Edelweißpiraten: Sie wollten frei sein
Es gibt nicht viele Bücher, die zugleich den Verstand und das Herz berühren. Alexander Goeb hat das mit seinem Buch „Die verlorene Ehre des Bartholomäus Schink. Jugendwiderstand im NS-Staat und der Umgang mit den Verfolgten von 1945 bis heute“ zumindest bei mir erreicht. Ich empfehle dieses Buch zu lesen, sich berühren zu lassen und die Kenntnisse über die Vielfältigkeit des antifaschistischen Widerstandes zu erweitern.
Am 10. November 1944 wurden in Köln-Ehrenfeld 13 Widerstandskämpfer, sechs Jungen und sieben erwachsene Männer, zwei davon erst Anfang 20, ohne jegliches Gerichtsurteil in einer öffentlichen Straße in Köln aufgehängt. Nach den Berichten, die Alexander Goeb wiedergibt, sollen Kölnerinnen und Kölner, die zur Betrachtung des Mordes vor Ort befohlen waren, zumindest zum Teil Beifall geklatscht haben. Ein Teil der Ermordeten gehörte den Edelweißpiraten, einer losen Jugendvereinigung, deren Mitglieder auch aus der Bündischen Jugend kamen, an. Ermordet wurden Günther Schwarz (16) Bartholomäus Schink (16), Johann Müller (16), Franz Rheinberger (17), Gustav Bermel (17) und Adolf Schütz (18). Zu den Ermordeten gehörte auch Hans Balzer (16), der kurz vor diesem öffentlichen Mord von der Gestapo erschossen worden war.
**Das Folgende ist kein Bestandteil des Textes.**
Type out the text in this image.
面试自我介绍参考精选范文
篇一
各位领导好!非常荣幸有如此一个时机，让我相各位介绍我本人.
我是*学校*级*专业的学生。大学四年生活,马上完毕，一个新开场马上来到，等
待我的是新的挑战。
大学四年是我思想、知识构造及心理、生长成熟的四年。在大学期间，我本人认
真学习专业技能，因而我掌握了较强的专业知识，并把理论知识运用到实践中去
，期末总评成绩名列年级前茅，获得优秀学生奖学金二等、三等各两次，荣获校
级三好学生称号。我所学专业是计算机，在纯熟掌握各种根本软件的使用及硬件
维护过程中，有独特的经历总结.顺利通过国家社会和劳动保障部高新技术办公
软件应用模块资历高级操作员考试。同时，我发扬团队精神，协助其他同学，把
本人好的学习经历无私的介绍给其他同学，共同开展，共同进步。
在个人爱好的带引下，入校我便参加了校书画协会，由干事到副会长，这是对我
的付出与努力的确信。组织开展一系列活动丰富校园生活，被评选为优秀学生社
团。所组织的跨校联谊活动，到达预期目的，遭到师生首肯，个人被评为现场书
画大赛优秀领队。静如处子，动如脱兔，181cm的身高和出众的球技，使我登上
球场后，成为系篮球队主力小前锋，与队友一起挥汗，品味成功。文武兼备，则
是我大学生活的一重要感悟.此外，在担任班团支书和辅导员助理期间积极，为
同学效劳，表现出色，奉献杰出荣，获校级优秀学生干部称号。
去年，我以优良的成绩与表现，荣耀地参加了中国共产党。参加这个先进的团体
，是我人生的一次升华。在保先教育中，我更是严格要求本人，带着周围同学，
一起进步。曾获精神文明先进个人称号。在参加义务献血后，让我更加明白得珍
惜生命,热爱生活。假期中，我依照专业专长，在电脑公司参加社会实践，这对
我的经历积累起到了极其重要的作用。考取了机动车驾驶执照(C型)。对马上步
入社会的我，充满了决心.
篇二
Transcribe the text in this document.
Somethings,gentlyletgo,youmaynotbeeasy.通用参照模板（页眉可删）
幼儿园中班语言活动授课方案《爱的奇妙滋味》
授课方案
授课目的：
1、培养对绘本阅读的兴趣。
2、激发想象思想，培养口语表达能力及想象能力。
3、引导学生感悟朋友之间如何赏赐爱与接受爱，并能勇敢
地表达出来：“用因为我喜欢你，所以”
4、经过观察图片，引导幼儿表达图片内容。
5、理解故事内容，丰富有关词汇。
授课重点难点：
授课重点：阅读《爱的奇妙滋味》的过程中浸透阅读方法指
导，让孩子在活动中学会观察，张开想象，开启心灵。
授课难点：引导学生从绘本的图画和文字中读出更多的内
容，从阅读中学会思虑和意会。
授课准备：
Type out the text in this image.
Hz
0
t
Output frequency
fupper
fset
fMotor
Alle Ermordeten waren zuvor in der Kölner Folterzentrale der Gestapo schwerst misshandelt worden.
Alexander Goeb lässt in seinem Buch die Gruppenmitglieder der Edelweißpiraten lebendig werden. Eine Überlebende, Zilly Serwe, spricht über die Motive der Edelweißpiraten: „Gruppenmitglieder in dem Sinne gab es nicht; das war alles nicht fest organisiert. Die machten mal das, dann kam mal der und dann kam mal jener. Wir waren gegen die Nazis, war das nicht genug“, war ihr Resümee. Die Edelweißpiraten erreichten in den letzten Kriegstagen in verschiedenen Städten des Rheinlands einige tausend Jugendliche: eine ernstzunehmende Kraft im Widerstand gegen die Nazis.
Sie versteckten Flüchtlinge, die aus KZ’s und Zuchthäusern entkommen konnten, brachten Jüdinnen und Juden in illegalen Quartieren unter und retteten so vielen Menschen das Leben. Sie leisteten den Nazis auch, wo immer es nötig und möglich war, bewaffneten Widerstand. Die Waffen entstammten zumeist Entwaffnungen von Angehörigen der Wehrmacht. Die Edelweißpiraten organisierten ihre Kontakte auch zu Kommunisten und anderen Angehörigen des Widerstandes. Mein Genosse Heinz Humbach, der über viele Jahre Vorsitzender der Kommunisten im Rheinland war, ein rundum Kölner, gehörte zu den Edelweißpiraten und war bzw. wurde Kommunist.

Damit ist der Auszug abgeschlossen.